Imagine a factory that needs to produce as many products as possible with limited resources. Traditional methods decide which machines to shut down based on their size, but this might overlook the critical role of some small machines. Alternating Gradient Flow (AGF) is like a smart factory manager who not only looks at the size of the machines but also observes each machine's contribution to overall efficiency during production. This way, even a small machine won't be shut down if it plays an important role in production. AGF ensures that the factory operates efficiently even with limited resources. When quick adjustments to the production line are needed, AGF provides precise guidance to ensure flexibility and efficiency.

ELI14 Explained like you're 14

Hey there! Imagine you're playing a super complex game, and you need to complete tasks with limited time. Traditional methods decide which tasks to skip based on difficulty, but this might overlook the importance of some small tasks. Alternating Gradient Flow (AGF) is like your game assistant. It not only looks at the difficulty of tasks but also observes each task's contribution to your overall progress. This way, even a small task won't be skipped if it's important for completing the game. AGF ensures you can efficiently complete the game even with limited time.
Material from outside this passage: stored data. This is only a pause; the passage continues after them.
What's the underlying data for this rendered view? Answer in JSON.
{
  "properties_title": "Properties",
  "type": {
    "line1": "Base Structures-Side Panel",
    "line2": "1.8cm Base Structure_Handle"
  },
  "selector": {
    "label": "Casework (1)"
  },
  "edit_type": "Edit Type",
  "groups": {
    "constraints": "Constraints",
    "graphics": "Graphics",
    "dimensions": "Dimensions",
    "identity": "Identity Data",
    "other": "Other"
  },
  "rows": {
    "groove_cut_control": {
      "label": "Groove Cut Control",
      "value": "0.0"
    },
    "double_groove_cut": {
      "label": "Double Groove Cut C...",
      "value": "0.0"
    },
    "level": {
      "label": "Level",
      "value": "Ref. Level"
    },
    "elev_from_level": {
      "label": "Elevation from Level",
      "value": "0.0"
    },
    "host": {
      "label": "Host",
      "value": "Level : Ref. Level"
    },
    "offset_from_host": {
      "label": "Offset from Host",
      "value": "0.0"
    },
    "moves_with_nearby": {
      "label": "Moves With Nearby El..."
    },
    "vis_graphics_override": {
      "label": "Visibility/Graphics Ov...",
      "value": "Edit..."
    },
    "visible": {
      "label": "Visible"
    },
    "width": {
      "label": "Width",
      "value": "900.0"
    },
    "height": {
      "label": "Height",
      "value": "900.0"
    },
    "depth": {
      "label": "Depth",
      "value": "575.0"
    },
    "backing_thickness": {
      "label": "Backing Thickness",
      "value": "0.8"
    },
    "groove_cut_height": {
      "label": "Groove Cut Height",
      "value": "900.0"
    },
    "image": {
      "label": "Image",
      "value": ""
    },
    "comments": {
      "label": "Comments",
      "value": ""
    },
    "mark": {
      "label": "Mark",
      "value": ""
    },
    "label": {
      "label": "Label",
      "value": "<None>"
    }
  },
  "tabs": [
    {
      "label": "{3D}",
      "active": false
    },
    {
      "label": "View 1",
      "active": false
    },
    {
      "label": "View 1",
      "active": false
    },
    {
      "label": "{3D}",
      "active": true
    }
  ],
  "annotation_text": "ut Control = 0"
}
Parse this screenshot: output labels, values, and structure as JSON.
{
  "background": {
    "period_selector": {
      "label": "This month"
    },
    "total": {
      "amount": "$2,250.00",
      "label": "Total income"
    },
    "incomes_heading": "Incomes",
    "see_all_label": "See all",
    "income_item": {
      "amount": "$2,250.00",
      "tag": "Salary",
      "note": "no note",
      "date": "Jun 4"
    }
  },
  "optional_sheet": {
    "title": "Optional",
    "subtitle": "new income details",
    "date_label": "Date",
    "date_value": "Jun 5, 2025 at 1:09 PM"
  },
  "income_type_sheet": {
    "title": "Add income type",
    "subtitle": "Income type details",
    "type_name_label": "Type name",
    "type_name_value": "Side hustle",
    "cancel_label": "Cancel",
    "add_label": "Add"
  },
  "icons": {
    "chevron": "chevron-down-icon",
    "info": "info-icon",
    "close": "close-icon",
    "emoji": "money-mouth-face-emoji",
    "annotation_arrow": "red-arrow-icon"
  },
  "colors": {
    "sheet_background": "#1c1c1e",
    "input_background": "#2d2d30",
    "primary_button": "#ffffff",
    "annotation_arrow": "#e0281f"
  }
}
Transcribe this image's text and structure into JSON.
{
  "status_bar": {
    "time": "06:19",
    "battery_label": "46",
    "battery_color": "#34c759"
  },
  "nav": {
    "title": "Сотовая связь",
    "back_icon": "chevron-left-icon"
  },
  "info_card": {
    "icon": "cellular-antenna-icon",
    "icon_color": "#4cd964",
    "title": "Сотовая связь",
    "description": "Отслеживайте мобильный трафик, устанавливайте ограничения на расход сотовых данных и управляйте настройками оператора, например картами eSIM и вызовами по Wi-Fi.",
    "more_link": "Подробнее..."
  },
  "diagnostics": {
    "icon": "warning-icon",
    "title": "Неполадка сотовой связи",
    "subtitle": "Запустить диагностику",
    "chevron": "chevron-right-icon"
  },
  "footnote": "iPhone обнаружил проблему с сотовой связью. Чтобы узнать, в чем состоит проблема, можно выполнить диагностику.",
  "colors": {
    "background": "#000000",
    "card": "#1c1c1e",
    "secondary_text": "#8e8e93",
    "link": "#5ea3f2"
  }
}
When you need to quickly adjust your strategy, AGF provides precise guidance to ensure flexibility and efficiency.

Glossary

Alternating Gradient Flow (AGF)

A framework for capturing the network's structural kinetic utility, avoiding magnitude bias through absolute feature-space Taylor expansion.
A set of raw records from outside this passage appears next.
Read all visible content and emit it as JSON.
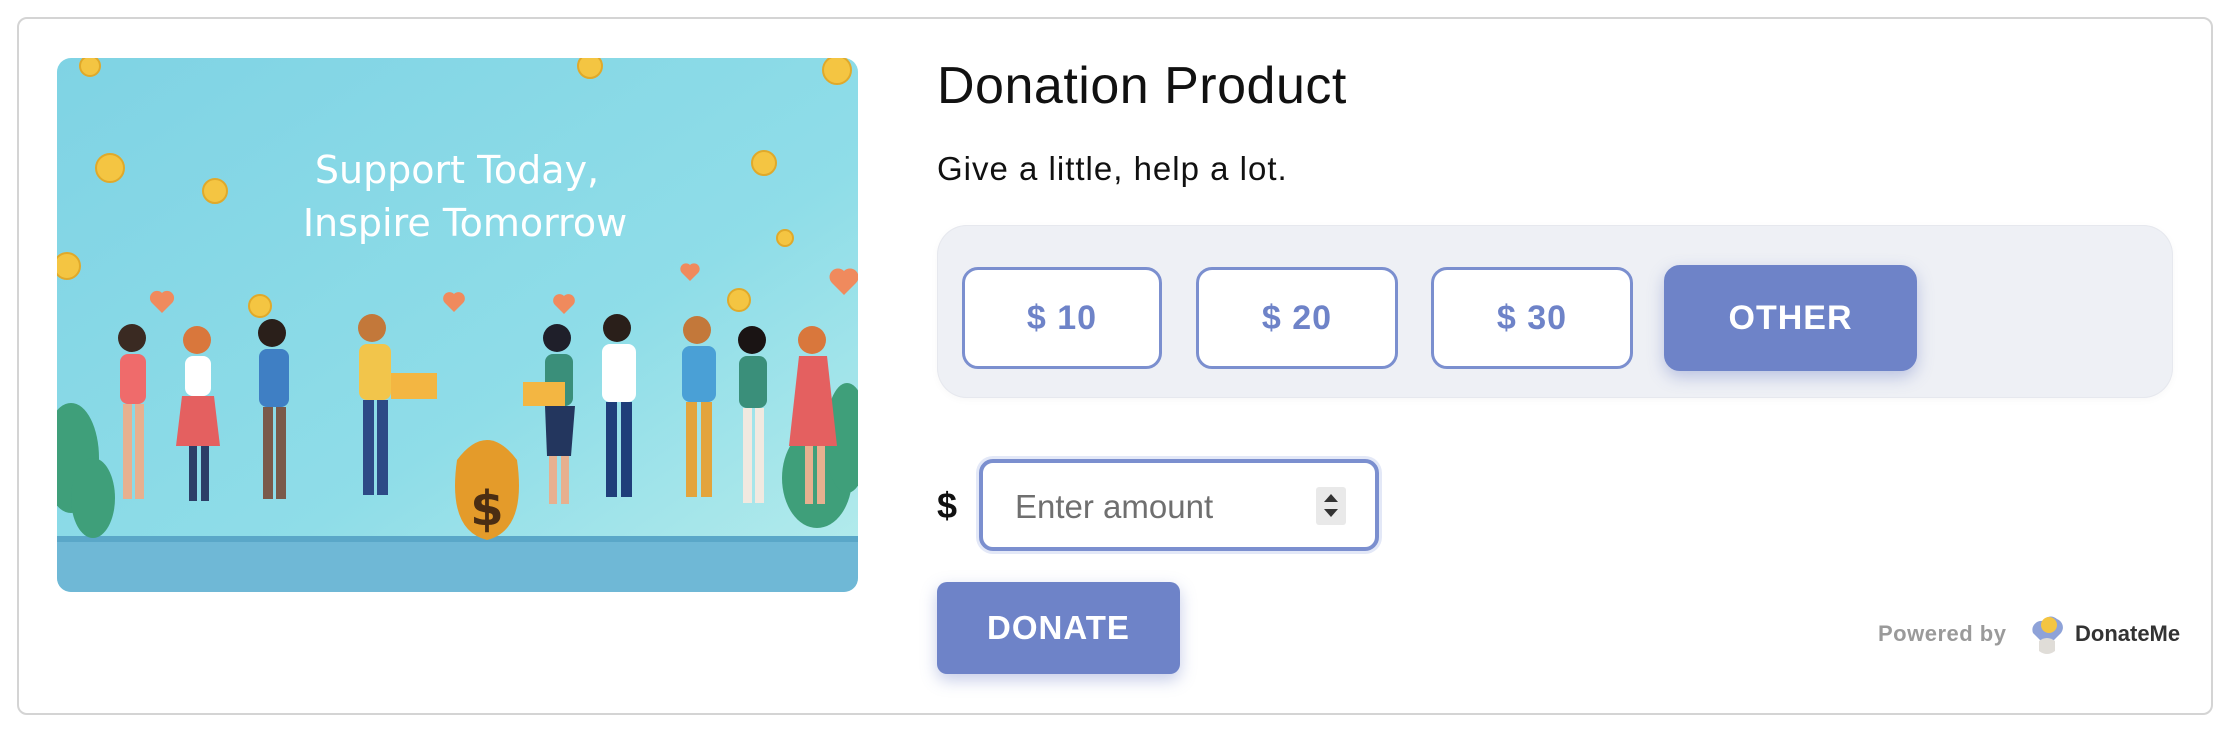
{
  "hero": {
    "headline_line1": "Support Today,",
    "headline_line2": "Inspire Tomorrow",
    "bag_symbol": "$"
  },
  "product": {
    "title": "Donation Product",
    "subtitle": "Give a little, help a lot."
  },
  "amounts": [
    {
      "label": "$ 10",
      "selected": false
    },
    {
      "label": "$ 20",
      "selected": false
    },
    {
      "label": "$ 30",
      "selected": false
    },
    {
      "label": "OTHER",
      "selected": true
    }
  ],
  "custom_amount": {
    "currency_symbol": "$",
    "placeholder": "Enter amount",
    "value": ""
  },
  "donate_button": "DONATE",
  "footer": {
    "powered_by": "Powered by",
    "brand": "DonateMe",
    "brand_icon": "heart-coin-icon"
  },
  "colors": {
    "accent": "#6e83c8",
    "panel_bg": "#eef0f5",
    "border": "#7b8fcf"
  }
}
Used for structural pruning and dynamic routing in deep networks.

Structural Pruning

A technique to improve model efficiency by removing redundant structures in the network.

Applied in deep vision networks to reduce computational overhead.

Dynamic Routing

A technique to conditionally skip computations based on input complexity to optimize efficiency.

Used to improve inference efficiency in deep networks.

Kinetic Utility

A measure of the network's contribution to overall loss reduction during optimization.

Used to assess the importance of network structures.

Topological Implicit Regularization

A technique to avoid model collapse by preserving the network's topological structure.

Applied under extreme sparsity to improve model stability.

Magnitude Bias

A bias in traditional metrics due to over-reliance on weight magnitude.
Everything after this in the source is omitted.